The SoP requires the presence of a number of distinct symptoms, of which "clinically significant distress" and "restlessness or feeling keyed up or on edge" are only part. Unless the symptoms referred to in cl 4(a)(i), at least three of (a)(ii)(A) to (F), and (a)(v) are all present, and the case does not fit within (a)(iii) and (iv), (b) and (c), it cannot be said, consistently with the medical-scientific standard prescribed by the SoP, that generalised anxiety was present.

The AAT cannot use the evidence of an expert to contradict or provide an alternative to the requirements of the SoP. Section 120A, and the associated provisions in Pt XIA of the VE Act were introduced in order to take the determination of "purely medical ... issues" out of the hands of bodies such as the AAT - Explanatory Memorandum to Veterans' Affairs (1994-95 Budget Measures) Legislation Amendment Bill 1994 at p 3. Evidence which contradicts an SoP, or which proposes that a reasonable hypothesis may be raised by some factor not identified in the SoP, cannot alter the operation of the SoP in relation to any matter to which it is applicable - see Deledio v Repatriation Commission (supra) at 411-2. An hypothesis that fails to fit within the template will be deemed not to be "reasonable", and the claim will fail.

The hypothesis which the AAT found to be reasonable, namely, that the veteran experienced the clinical onset of generalised anxiety disorder within two years of experiencing a stressful event (ie within two years of the conclusion of the war) was not upheld by the relevant SoP. The AAT could not, therefore, have found that the hypothesis was reasonable, and was bound, on the material before it, to find that the veteran's generalised anxiety disorder was not war-caused.

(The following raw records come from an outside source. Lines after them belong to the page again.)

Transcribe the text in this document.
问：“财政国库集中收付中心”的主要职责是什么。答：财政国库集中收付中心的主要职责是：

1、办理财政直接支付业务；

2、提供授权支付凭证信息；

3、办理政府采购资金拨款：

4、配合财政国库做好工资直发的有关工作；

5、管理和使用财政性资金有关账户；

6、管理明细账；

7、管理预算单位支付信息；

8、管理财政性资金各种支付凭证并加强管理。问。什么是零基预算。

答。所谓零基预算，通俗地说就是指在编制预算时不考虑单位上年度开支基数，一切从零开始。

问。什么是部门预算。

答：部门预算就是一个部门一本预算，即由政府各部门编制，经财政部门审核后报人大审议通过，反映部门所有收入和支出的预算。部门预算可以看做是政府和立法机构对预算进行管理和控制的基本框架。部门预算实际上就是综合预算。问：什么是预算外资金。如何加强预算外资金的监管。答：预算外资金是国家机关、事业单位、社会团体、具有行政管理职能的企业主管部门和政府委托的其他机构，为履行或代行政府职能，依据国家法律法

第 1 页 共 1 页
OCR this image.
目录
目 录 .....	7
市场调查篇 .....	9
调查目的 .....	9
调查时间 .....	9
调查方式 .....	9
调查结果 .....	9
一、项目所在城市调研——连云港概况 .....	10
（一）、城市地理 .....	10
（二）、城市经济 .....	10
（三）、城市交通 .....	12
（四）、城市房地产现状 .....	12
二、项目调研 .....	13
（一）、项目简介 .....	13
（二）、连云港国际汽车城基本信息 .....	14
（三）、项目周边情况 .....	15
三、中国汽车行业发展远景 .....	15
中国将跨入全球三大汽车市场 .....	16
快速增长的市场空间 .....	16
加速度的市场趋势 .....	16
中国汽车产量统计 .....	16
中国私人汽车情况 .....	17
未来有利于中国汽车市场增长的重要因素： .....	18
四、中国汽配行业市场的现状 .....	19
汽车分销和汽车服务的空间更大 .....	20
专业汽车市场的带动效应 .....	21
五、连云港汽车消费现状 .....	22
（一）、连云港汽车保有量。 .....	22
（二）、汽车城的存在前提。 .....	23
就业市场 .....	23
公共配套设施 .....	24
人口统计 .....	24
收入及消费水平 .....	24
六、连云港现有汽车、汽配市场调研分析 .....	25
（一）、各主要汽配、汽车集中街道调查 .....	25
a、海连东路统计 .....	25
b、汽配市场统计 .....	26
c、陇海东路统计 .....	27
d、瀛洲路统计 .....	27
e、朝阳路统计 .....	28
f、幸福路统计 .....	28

15 Counsel for the appellant submitted that in relation to a disease of gradual onset, which might include generalised anxiety disorder, one should approach the question of clinical onset within the two year period on the footing that it would be sufficient if only one of the prescribed symptoms may have manifested itself. It was submitted that this aspect of the applicable Statement of Principles was not directed to diagnosis but only causation.

16 However this approach overlooks the clear words of the applicable Statements of Principles and the function they perform in the legislative scheme. In relation to SoP1, the definition of "generalised anxiety disorder" does not suggest that the disease exists if only some but not all of the symptoms (or features) are manifest. The exception to this statement is parC which provides that only three of the six specified symptoms are necessary for the disease to exist, though in the frequency and for the period identified. The purpose of the definition is to identify those symptoms (or features) which, if observed by a clinician, would warrant a conclusion that the patient suffered from generalised anxiety disorder. While it is true that Statements of Principles are directed to causation, the means of establishing the necessary link in SoP1 between disease and war service is to require that the symptoms (or features) of the disease are, in a case such as the present, revealed within two years of the veteran experiencing a severe psychosocial stressor (relevantly, during operational service). This is intended to establish sufficient proximity between the experiences during operational service and the manifestation of the disease to point to a causal link to sustain the hypothesis. In our view, the Tribunal did not err in its approach to the meaning of the expression "clinical onset".